Step 5: Register your adapter

Add your adapter to src/harness/create-adapter.ts:

import { MyProductAdapter } from './my-adapter';

switch (adapterName) {
  case 'arp':
    AdapterClass = ArpWrapper;
    break;
  case 'my-product':
    AdapterClass = MyProductAdapter;
    break;
  // ...
}

Step 6: Run the benchmark

OASB_ADAPTER=my-product npm test

That is it.
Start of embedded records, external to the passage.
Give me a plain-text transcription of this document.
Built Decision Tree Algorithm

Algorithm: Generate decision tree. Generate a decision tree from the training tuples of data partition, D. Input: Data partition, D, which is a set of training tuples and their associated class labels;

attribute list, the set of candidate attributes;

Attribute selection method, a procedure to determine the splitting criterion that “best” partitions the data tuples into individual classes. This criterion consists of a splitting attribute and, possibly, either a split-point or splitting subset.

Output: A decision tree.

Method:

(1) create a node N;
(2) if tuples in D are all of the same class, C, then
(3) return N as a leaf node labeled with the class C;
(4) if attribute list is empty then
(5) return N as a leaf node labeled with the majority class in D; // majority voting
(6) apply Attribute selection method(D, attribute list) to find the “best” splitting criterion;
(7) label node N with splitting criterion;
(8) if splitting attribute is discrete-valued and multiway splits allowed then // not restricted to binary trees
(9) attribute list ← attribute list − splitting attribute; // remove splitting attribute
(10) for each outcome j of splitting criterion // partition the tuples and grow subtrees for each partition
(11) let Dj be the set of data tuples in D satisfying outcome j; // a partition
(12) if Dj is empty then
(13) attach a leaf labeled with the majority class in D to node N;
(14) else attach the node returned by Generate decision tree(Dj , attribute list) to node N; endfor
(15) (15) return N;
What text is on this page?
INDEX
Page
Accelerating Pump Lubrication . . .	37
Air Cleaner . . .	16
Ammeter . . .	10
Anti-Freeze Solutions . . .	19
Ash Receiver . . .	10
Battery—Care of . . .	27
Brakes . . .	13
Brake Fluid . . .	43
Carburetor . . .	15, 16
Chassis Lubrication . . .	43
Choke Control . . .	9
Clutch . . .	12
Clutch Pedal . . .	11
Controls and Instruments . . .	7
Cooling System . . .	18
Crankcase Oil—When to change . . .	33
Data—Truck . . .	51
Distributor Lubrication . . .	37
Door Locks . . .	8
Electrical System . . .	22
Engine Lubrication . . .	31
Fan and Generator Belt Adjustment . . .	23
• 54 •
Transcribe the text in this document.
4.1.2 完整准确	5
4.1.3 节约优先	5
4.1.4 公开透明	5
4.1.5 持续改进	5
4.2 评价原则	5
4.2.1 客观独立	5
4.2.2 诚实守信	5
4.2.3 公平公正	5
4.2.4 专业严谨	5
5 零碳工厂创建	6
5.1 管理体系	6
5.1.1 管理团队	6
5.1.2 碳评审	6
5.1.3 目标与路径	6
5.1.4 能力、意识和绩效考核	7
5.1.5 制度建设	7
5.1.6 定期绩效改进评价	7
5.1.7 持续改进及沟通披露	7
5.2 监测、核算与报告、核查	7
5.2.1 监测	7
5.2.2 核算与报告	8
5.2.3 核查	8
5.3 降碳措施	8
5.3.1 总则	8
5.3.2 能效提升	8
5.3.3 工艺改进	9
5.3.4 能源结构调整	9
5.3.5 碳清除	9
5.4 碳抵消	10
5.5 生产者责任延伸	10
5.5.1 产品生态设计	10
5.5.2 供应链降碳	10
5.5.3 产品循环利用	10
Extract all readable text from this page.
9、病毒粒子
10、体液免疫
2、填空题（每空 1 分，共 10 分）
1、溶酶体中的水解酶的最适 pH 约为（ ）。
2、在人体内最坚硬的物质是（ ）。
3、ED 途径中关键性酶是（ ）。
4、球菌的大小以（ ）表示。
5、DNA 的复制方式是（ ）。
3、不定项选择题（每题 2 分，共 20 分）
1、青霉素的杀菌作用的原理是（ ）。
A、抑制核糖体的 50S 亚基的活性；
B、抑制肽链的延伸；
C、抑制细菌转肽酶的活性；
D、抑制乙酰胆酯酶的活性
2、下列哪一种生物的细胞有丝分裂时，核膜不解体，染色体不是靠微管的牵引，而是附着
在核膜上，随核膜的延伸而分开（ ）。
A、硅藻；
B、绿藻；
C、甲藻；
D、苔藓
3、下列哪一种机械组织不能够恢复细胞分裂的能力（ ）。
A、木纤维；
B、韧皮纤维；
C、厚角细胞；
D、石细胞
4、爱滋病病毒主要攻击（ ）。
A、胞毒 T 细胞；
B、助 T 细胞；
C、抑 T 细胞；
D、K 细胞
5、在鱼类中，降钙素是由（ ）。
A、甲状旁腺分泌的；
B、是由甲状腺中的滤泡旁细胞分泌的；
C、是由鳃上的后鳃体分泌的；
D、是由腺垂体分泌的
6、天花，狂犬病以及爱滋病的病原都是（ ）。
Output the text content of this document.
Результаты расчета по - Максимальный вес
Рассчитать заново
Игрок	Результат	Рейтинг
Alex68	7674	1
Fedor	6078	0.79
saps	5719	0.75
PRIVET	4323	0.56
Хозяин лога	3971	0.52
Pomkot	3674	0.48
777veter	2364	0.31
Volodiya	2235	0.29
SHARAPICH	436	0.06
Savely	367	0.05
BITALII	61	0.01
You get a scorecard showing pass/fail for all 222 tests, broken down by category: process, network, filesystem, AI-layer, intelligence, enforcement, integration, baseline, and E2E.

Reading the scorecard

The raw score (e.g., 194/222) can overstate capability. Infrastructure tests (process, network, filesystem monitoring) pass for products that lack those capabilities because the adapter handles event injection via stubs.

The honest comparison is the AI-layer score — how many of the 40 AI-layer tests pass. This tests actual detection capability: prompt injection, jailbreak, data exfiltration, MCP exploitation, and A2A attacks.

ProductRaw ScoreAI-LayerCapabilities
arp-guard222/222 (100%)40/4015/16
llm-guard194/222 (87.4%)13/402/16
rebuff194/222 (87.4%)13/402/16

Reference adapters

OASB ships with three built-in adapters you can study:

  • arp-wrapper.ts — Full-stack adapter (ARP/HackMyAgent). Uses lazy require('arp-guard') for zero-cost import when not selected.
  • llm-guard-wrapper.ts — Prompt scanner only. Shows how to map a simple regex library to the OASB interface.
  • rebuff-wrapper.ts — Heuristic scanner. Shows how to wrap a similarity-based detector.

Submit your results

Once you have a working adapter, submit a PR to the OASB repository. We will add your product to the public scorecard on oasb.ai/eval. Same tests, same scorecard, transparent comparison.